Table 1: Overview of the operations in the 15 AES candidates. The shifts/rotates are over a fixed numner of positions, unless 'var' is added. The multiplication with 2 in SAFER+ and RC6 is assumed to be implemented as a (fixed) left shift. For the logical operations, 'fix' indicates that one of the operands of the operation is a constant.

# 3.1 Storing registers to memory

This instruction is not susceptible to a timing attack. With respect to current analysis, the problem is that the writing of a 0 and the writing of a 1 have a different current consumption. To counter this, one can hardwire the circuit so that if a word is written, also its complement is written. This implies that the word and its complement are available prior to being written.

# 3.2 Loading registers from memory

In loading registers from memory, one can obtain a better balancing by reading a word and its complement. This implies that the word and its complement must be available.

# 3.3 Table lookups

This instruction is not susceptible to a timing attack and very probably not to simple power analysis. A table-lookup operation is typically implemented with an indexed load instruction. In this operation there are two aspects:

- concealment of data in the load index register instruction;
- concealment of the address in a load accumulator instruction.

To compute the address, the table input must be added to the table off-set. In general, this is an arithmetic addition. However, this can be converted to simple concatenation on the condition that the table starts at an address that is a multiple of  $2^n$  where n is the size of the input.
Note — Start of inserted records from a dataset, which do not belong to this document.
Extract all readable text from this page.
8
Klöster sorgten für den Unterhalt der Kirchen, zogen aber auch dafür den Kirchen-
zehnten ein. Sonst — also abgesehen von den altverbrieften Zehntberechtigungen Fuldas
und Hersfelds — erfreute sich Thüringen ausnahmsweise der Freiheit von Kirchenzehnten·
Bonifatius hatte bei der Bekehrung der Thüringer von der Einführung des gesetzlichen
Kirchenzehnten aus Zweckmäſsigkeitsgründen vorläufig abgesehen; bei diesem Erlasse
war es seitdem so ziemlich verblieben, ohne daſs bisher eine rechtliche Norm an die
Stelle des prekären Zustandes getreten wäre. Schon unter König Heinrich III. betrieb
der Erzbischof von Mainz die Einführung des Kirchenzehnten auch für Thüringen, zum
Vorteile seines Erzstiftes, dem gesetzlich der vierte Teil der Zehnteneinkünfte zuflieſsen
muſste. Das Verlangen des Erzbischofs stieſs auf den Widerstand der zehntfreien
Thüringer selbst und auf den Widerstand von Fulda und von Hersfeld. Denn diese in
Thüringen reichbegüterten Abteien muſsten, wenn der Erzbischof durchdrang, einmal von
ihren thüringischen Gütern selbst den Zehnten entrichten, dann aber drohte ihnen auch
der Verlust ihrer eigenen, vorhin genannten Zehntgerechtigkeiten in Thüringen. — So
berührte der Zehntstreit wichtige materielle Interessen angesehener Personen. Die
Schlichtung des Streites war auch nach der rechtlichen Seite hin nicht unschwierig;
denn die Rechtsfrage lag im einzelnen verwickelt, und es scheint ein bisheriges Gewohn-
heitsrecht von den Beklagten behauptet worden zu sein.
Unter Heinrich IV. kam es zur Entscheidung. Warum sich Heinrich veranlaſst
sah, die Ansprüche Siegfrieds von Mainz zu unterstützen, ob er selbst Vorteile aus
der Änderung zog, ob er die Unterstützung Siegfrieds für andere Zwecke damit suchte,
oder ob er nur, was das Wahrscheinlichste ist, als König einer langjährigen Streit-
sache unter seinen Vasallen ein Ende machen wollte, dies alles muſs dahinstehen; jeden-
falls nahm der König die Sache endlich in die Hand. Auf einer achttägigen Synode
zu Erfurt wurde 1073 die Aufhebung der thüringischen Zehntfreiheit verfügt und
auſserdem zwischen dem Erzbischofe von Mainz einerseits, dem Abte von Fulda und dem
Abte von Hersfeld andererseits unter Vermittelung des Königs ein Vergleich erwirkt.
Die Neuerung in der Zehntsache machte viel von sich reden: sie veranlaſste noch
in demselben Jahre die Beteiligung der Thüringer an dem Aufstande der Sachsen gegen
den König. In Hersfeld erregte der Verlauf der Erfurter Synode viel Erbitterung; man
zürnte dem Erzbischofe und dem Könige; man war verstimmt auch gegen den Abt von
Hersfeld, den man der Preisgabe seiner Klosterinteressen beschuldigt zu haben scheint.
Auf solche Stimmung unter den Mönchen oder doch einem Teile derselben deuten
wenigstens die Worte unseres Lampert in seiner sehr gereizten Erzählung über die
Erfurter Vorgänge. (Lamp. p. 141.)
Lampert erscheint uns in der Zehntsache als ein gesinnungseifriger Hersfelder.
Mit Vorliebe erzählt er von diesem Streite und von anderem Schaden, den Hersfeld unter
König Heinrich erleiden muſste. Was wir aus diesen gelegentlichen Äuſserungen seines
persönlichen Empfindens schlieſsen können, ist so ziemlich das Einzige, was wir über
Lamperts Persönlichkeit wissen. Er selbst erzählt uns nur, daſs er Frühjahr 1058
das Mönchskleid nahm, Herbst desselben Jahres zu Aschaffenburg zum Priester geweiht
In concatenation there is no interaction between the bits, so that the instruction can be balanced by simply hardwiring the addressing operation double: one for the address and the other for its complement.

# 3.4 Rotations and shifts

Shifts and rotations can be implemented using shift and rotate instructions or table-lookups. Using table-lookups allows to speed up the operation if shifts/rotations over more than a single bit is required and only a single-bit rotate/shift instruction is available. If a table-lookup mechanism is used in the implementation, obviously all requirements treated in the section on table-lookup apply.

#### 3.4.1 Fixed offset

In rotations and shift operations with fixed offset, timing is independent of the key and therefore no threat. If the word length used in the cipher is equal to the processor word length, shift and rotate instructions can be used in a straightforward way. If not, they can be implemented using shifts (or rotations) over a single bit and using the carry mechanism. Although it presents no vulnerability against timing attacks, it is rather time-consuming.

To counter current analysis, it is a requirement that the used rotation and shift instructions are balanced. The bit interaction is slightly more complicated than in the case of load and store instructions. However, it can be expected that doubling the circuit to also include the complement of the register already gives some improvement. If 32-bit shifts and rotations are implemented on an 8-bit processor with single-bit shifts, it is only that single instruction (or the two, left and right shift) that needs to be balanced.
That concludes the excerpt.